Door de realisatie van de parallelweg en het instellen van een geslotenverklaring voor langzaam verkeer (waaronder landbouwverkeer), wordt deze voertuigcategorie gedwongen om via de alternatieve route te rijden. Hierdoor wordt de doorstroming en verkeersveiligheid op de N218 verbeterd. De route voor het langzame verkeer kan mogelijk iets langer zijn dan voorheen. Het samenvoegen van de (brom)fietsers en het langzame gemotoriseerde verkeer is een gebruikelijke oplossing in Nederland. In het kader van duurzaam veilig worden deze twee categorieën samen op een parallelvoorziening gezet. Dit is vanwege het geringe snelheidsverschil. Door het opheffen van het kruispunt N218 en de Tichelarijweg wordt de verkeersveiligheid en de doorstroming op de N218 verbeterd. Wel zullen weggebruikers uit Oostvoorne en Kruiningergors moeten omrijden. Gelet op de verbetering van de verkeersveiligheid achten wij dat belang zwaarder dan het omrijden.

Overleg

Overeenkomstig artikel 24 van het BABW is er overleg gepleegd met de korpschef.

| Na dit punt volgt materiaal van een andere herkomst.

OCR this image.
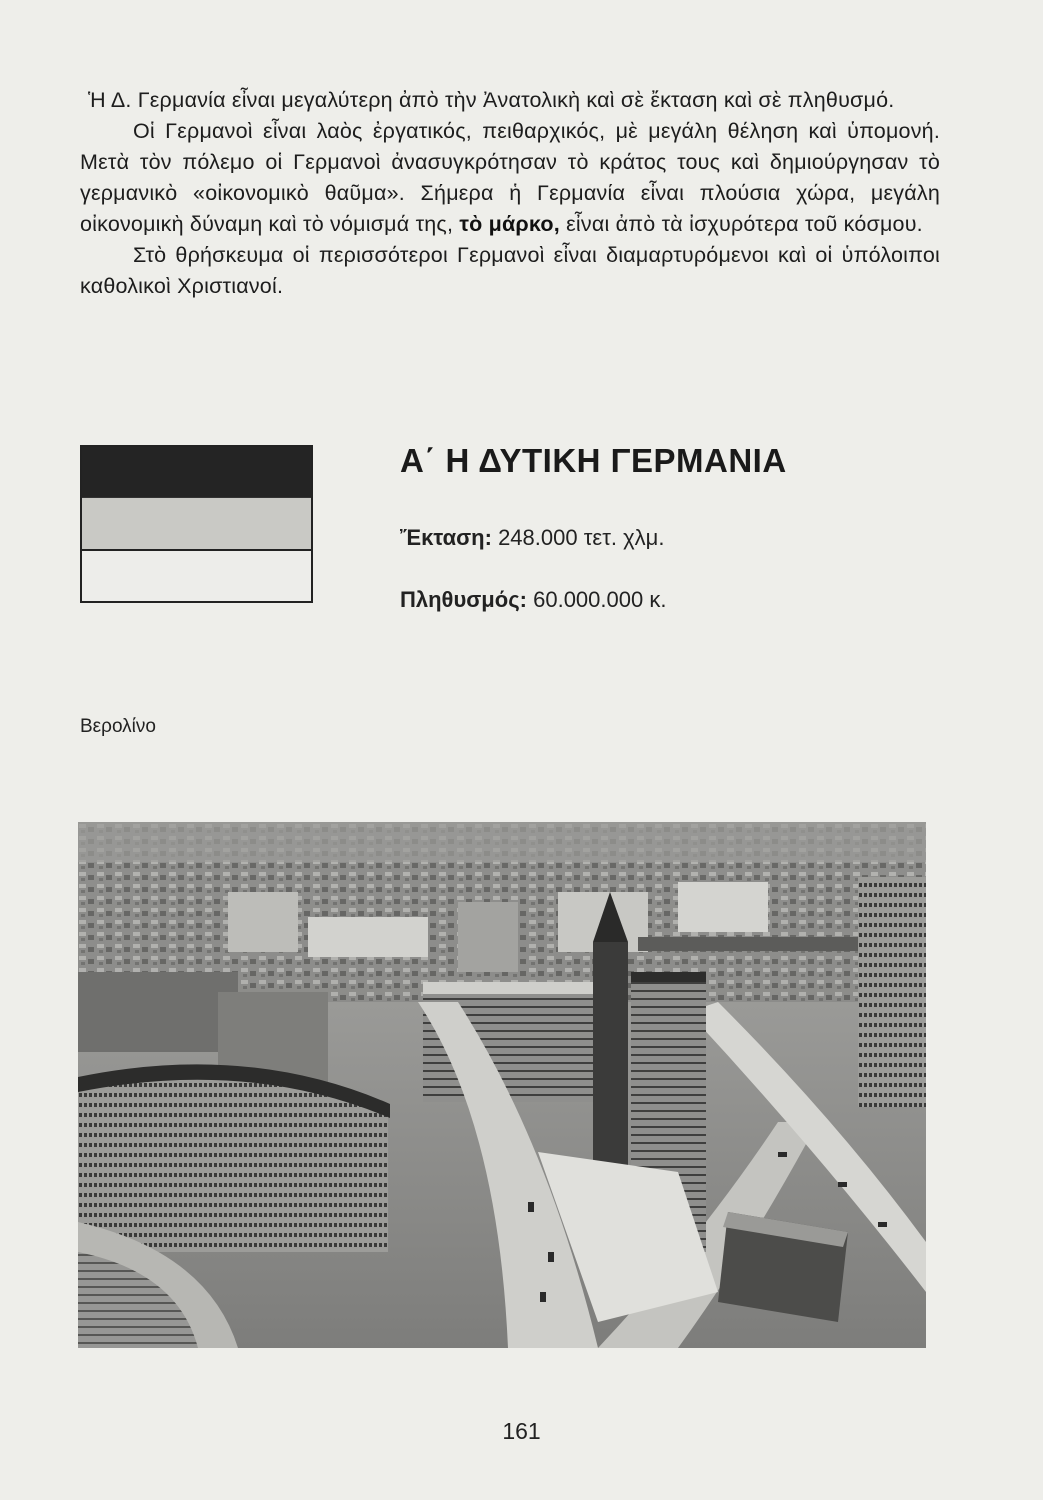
Ἡ Δ. Γερμανία εἶναι μεγαλύτερη ἀπὸ τὴν Ἀνατολικὴ καὶ σὲ ἔκταση καὶ σὲ πληθυσμό.

Οἱ Γερμανοὶ εἶναι λαὸς ἐργατικός, πειθαρχικός, μὲ μεγάλη θέληση καὶ ὑπομονή. Μετὰ τὸν πόλεμο οἱ Γερμανοὶ ἀνασυγκρότησαν τὸ κράτος τους καὶ δημιούργησαν τὸ γερμανικὸ «οἰκονομικὸ θαῦμα». Σήμερα ἡ Γερμανία εἶναι πλούσια χώρα, μεγάλη οἰκονομικὴ δύναμη καὶ τὸ νόμισμά της, τὸ μάρκο, εἶναι ἀπὸ τὰ ἰσχυρότερα τοῦ κόσμου.

Στὸ θρήσκευμα οἱ περισσότεροι Γερμανοὶ εἶναι διαμαρτυρόμενοι καὶ οἱ ὑπόλοιποι καθολικοὶ Χριστιανοί.

Α΄ Η ΔΥΤΙΚΗ ΓΕΡΜΑΝΙΑ
Ἔκταση: 248.000 τετ. χλμ.
Πληθυσμός: 60.000.000 κ.
Βερολίνο
161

Deze heeft ingestemd met de maatregelen.

Besluit

Gedeputeerde Staten van Zuid-Holland, gelet op het voorgaande besluiten:

  • 1.

    Alle eerder genomen verkeersbesluiten in te trekken die strijdig of gelijk zijn met de hieronder beschreven verkeersmaatregelen die betrekking hebben op het instellen c.q. aanwijzen van verkeersmaatregelen aan desbetreffende wegen of weggedeelten opgenomen in dit besluit.

  • 2.

    Voor het in de gemeente Oostvoorne buiten de bebouwde kom gelegen gedeelte van de provinciale weg N218 tussen de Brielseweg en de Noordweg de volgende verkeersmaatregelen vast te stellen:

    • a.

      Het opheffen van het (brom)fietspad ten noorden van de N218 tussen de Scheitweekseweg en de Tichelarijweg en tussen de Tichelarijweg en de Noordweg door het verwijderen van het bord G12a (conform bijlage 1 van het RVV 1990) bij de toegangen van de (brom)fietspaden;

    • b.

      Het opheffen van het kruispunt Tichelarijweg-N218 door een fysieke aanpassing van de weg, waardoor er geen uitwisseling van verkeer tussen deze wegen meer plaats kan vinden;

    • c.

      Het instellen van een snelheidslimiet van 60 km/h op de nieuw gerealiseerde parallelweg ten noorden van de N218 tussen de Scheitweekseweg en de Noordweg door het plaatsen van het bord A1 (conform Bijlage 1 van het RVV 1990) op de parallelweg net na alle kruisende wegen;

    • d.

      Het instellen van geslotenverklaring voor ruiters, vee, wagens, motorvoertuigen die niet sneller kunnen of mogen rijden dan 25 km/h en brommobielen alsmede fietsen, bromfietsen en gehandicaptenvoertuigen op de hoofdrijbaan van de N218 tussen de rotonde met de Brielseweg en het kruispunt met de Noordweg door het plaatsen van het bord C9 (conform Bijlage 1 van het RVV 1990) bij de kruispunten op de N218 van het betreffende wegvak.

  • 3.

    Te bepalen dat dit besluit in werking treedt met ingang van de dag na publicatie in de Staatscourant.

  • 4.

    Dit besluit te publiceren in de Staatscourant.

Bezwaar en beroep

Tegen dit besluit kunnen belanghebbenden ingevolge artikel 7:1 van de Algemene wet bestuursrecht (Awb) bij ons een gemotiveerd bezwaarschrift indienen. Dit bezwaarschrift moet binnen zes weken na de dag van bekendmaking van dit besluit, onder vermelding van “Awb-Bezwaar” in de linkerbovenhoek van enveloppe en bezwaarschrift. Het bezwaar moet worden gericht aan: Gedeputeerde Staten van Zuid-Holland, t.a.v. het Awb-secretariaat, Postbus 90602, 2509 LP Den Haag.

 

Het bezwaarschrift dient te zijn ondertekend en het volgende te bevatten:

  • naam en adres van de indiener;

  • dagtekening;

  • omschrijving van het besluit waar tegen het bezwaar is gericht;

  • gronden van het bezwaar.

 

Krachtens artikel 6:16 van de Awb schorst het bezwaar de werking van dit besluit niet. Gelet hierop kan – als tegen dit besluit bezwaar wordt gemaakt – ingevolge artikel 8:81 van de Awb bij de voorzieningenrechter van de Rechtbank Den Haag, sector Bestuursrecht, Postbus 20302, 2500 EH Den Haag (bezoekadres: Prins Clauslaan 60 te Den Haag), een verzoek tot het treffen van een voorlopige voorziening worden ingediend. Voor het verzoek zal griffierecht worden geheven.

Wij verzoeken u een kopie van dit verzoek om een voorlopige voorziening toe te zenden aan: Gedeputeerde Staten van Zuid-Holland, Postbus 90602, 2509 LP Den Haag.